Avoiding meat and fish while travelling can be frustrating and sometimes impossible says Shahnaz Habib, but it can also lead to all sorts of adventures and give you a unique insight into a destination
In India, where I grew up, I was never considered vegetarian enough. I do not eat fish or meat, but I do eat eggs, which meant outing myself as a non-vegetarian when someone asked if I am pure veg. After all, this is a country where states have passed laws banning beef. But in the US, I have met vegetarians who eat chicken. Vegetarians who have casually thrown the term flexitarian at me, as if it were a sprinkle of coriander. Vegetarians who are at pains to let you know they are not crazy, like, you know, vegans.

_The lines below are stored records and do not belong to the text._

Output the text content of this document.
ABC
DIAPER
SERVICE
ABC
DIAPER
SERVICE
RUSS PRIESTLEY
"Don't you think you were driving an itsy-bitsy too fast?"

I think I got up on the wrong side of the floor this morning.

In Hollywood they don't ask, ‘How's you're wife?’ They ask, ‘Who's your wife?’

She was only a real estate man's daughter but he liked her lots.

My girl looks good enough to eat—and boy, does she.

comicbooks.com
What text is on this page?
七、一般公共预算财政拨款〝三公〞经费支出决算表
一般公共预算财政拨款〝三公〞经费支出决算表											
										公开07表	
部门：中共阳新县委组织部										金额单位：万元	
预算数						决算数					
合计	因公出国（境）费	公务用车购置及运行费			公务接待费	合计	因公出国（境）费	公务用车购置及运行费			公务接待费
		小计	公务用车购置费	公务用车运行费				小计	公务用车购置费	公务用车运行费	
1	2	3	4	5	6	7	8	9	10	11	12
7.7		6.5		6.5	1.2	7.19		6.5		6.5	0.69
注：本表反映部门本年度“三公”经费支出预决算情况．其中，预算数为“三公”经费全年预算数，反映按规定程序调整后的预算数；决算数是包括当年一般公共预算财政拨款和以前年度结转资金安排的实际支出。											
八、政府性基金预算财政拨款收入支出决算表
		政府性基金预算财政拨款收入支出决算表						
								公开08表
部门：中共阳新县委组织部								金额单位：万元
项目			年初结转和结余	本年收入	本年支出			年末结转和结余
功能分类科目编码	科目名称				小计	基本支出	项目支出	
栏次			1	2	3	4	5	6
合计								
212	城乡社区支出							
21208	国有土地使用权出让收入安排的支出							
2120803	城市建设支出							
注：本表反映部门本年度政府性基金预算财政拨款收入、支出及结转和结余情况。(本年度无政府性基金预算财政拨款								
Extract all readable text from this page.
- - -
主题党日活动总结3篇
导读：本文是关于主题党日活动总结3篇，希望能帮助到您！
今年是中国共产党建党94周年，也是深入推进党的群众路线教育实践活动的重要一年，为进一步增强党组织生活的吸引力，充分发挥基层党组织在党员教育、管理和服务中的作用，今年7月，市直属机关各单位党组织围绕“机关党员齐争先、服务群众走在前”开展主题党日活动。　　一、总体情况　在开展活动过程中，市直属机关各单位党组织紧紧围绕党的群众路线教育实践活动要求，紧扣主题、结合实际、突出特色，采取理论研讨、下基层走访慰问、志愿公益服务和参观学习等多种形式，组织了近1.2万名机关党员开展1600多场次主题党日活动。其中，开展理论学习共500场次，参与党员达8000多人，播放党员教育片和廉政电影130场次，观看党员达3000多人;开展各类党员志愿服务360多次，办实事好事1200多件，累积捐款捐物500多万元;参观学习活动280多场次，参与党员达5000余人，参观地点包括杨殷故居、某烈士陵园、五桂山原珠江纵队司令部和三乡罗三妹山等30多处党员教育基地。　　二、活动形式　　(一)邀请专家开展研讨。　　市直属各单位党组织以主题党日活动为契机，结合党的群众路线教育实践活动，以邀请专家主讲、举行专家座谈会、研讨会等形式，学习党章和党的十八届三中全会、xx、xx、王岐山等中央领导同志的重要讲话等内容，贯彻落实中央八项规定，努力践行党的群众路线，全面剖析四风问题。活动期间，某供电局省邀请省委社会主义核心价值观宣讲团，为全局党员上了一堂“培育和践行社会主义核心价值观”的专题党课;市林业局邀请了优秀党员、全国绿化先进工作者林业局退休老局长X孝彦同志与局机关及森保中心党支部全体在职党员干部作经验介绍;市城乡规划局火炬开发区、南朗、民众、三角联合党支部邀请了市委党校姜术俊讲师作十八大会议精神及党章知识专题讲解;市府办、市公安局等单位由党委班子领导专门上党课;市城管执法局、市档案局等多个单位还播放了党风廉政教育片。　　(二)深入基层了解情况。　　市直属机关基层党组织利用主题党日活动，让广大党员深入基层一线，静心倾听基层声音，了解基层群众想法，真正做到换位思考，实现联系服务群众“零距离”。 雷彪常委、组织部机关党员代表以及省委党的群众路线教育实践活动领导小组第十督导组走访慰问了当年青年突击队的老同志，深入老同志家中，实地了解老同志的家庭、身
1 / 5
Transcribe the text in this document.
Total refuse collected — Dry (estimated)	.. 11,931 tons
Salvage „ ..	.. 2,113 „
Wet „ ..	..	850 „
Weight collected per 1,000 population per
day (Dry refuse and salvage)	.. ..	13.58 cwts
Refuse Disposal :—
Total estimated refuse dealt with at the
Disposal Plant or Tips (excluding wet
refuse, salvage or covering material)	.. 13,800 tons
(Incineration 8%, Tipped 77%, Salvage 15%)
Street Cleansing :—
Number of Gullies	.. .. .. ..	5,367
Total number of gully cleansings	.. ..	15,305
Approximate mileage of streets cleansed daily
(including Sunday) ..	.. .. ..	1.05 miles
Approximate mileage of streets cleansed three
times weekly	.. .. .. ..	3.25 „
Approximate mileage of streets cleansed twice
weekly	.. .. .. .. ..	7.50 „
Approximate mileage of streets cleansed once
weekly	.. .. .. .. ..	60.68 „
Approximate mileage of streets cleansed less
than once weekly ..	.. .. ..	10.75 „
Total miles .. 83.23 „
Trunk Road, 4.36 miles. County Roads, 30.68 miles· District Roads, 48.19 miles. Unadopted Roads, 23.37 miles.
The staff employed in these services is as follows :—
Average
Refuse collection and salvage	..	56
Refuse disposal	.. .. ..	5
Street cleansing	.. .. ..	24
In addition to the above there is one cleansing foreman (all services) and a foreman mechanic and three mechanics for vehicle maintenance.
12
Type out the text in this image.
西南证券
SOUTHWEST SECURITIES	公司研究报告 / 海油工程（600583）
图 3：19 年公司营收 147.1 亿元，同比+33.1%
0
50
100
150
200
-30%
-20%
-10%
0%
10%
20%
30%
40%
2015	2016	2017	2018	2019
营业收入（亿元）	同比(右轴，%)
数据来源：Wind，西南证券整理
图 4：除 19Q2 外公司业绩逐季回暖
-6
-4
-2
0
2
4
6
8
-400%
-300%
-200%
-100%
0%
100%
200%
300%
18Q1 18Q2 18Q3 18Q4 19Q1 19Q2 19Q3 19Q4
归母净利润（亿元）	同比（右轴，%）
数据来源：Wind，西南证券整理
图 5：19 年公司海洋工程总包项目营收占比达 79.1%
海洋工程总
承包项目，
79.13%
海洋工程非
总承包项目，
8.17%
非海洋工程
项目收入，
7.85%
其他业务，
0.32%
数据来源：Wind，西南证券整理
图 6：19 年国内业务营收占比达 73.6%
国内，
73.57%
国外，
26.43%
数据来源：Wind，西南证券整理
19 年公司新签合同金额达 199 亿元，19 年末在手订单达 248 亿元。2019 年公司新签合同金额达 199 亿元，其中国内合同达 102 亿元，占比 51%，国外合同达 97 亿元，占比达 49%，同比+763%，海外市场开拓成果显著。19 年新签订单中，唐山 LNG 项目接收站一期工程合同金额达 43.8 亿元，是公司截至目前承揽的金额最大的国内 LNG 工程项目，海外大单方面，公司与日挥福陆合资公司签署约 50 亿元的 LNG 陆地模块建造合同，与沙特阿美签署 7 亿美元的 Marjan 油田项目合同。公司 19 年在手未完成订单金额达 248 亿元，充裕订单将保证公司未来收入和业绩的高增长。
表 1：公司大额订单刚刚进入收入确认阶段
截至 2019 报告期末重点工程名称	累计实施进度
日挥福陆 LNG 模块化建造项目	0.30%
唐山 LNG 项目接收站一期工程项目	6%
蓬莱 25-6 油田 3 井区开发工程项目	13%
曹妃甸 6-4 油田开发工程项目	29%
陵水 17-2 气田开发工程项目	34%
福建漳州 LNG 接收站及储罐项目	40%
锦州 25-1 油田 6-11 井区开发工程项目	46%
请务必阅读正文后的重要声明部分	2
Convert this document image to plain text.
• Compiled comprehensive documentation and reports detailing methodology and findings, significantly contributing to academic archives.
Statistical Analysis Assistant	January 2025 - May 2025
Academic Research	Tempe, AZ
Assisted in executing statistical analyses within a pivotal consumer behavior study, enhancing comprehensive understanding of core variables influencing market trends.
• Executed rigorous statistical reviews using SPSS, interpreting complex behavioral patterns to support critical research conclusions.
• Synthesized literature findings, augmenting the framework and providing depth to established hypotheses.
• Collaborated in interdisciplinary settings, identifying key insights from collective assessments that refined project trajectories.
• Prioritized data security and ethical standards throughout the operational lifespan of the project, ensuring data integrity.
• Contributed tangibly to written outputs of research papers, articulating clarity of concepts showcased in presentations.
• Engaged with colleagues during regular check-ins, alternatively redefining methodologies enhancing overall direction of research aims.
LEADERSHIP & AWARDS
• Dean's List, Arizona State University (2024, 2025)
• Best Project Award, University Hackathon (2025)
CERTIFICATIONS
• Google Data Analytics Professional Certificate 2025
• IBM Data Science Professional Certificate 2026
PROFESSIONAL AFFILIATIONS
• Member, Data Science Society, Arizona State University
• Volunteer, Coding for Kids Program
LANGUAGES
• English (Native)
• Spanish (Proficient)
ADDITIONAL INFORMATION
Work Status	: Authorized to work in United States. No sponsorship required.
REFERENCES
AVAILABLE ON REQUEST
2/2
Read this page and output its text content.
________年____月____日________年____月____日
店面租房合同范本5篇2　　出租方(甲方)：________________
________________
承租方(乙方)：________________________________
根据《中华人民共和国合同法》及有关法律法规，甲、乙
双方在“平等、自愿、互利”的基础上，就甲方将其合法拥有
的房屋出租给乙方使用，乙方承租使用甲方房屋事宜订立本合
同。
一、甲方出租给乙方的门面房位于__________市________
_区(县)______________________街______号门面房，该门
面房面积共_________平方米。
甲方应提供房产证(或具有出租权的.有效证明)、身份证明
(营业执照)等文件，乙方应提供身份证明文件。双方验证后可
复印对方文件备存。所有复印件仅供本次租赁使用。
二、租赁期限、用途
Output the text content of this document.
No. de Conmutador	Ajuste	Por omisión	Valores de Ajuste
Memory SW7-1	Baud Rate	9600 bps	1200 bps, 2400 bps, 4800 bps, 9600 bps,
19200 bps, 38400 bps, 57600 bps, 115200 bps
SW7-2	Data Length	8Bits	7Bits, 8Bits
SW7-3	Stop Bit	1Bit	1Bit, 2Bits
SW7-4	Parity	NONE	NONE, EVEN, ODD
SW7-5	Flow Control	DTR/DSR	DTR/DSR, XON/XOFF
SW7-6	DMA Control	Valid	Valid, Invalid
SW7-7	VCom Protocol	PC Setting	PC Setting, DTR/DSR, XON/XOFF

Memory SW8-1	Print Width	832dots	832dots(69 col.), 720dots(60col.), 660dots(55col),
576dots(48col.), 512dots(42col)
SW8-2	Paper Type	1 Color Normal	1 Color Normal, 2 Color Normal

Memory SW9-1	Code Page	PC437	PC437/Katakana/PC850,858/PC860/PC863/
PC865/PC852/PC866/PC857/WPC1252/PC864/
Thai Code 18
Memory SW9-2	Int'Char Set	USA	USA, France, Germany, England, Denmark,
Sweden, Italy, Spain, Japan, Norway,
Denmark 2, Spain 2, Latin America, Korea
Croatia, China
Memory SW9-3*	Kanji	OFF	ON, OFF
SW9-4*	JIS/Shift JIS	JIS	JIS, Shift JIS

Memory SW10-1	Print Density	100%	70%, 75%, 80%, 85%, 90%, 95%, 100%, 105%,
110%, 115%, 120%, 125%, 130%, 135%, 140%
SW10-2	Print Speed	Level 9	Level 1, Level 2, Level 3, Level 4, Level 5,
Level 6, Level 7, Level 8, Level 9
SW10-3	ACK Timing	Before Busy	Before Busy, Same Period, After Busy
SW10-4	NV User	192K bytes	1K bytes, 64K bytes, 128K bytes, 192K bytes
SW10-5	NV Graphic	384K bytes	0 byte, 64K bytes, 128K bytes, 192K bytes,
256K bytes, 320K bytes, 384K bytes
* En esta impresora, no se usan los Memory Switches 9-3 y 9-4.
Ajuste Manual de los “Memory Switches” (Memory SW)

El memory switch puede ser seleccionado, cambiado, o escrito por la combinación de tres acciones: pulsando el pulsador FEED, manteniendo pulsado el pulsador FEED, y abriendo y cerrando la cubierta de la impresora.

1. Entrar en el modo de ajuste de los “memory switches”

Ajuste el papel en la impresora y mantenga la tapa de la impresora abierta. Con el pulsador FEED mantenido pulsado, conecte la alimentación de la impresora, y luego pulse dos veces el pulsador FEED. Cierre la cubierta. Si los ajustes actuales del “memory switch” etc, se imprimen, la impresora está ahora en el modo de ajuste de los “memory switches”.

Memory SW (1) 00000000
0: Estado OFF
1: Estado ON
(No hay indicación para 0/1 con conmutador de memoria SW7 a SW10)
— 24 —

Over three decades of being vegetarian, I have learned the hard way that there is no universal definition of what a vegetarian is. And when you are travelling and eating, finding vegetarian sustenance is not just a matter of asking: Do you have anything vegetarian? Depending on where you are, Do you have anything vegetarian? has to be followed with an arsenal of inquiries, from Can you make that without fish sauce? to Are the beans cooked in lard or oil?
Of course its cooked in lard, the waiter at a Mexican restaurant in New York huffed proudly, our food is authentic.
In Turkey even the most innocuous looking vegetable soup or rice dish contains invisible meat, in the form of chicken or lamb stock. One of my first meals in Istanbul was at a tiny kebab restaurant on a rather rickety balcony overlooking the Bosphorus. Etsis yemek var mi? (Do you have any meatless food?) I asked the waiter, trying not to be daunted by the smirks from the men drinking tea at the next table. The lentil soup was made with beef bouillon. The aubergine kebab had meat in between the vegetable pieces. It turned out that the only vegetarian thing the kitchen could make was a potato salad, so I ordered that. My salad arrived 20 minutes after my husbands chicken kebab. An enormous heap of fries on a flatbread.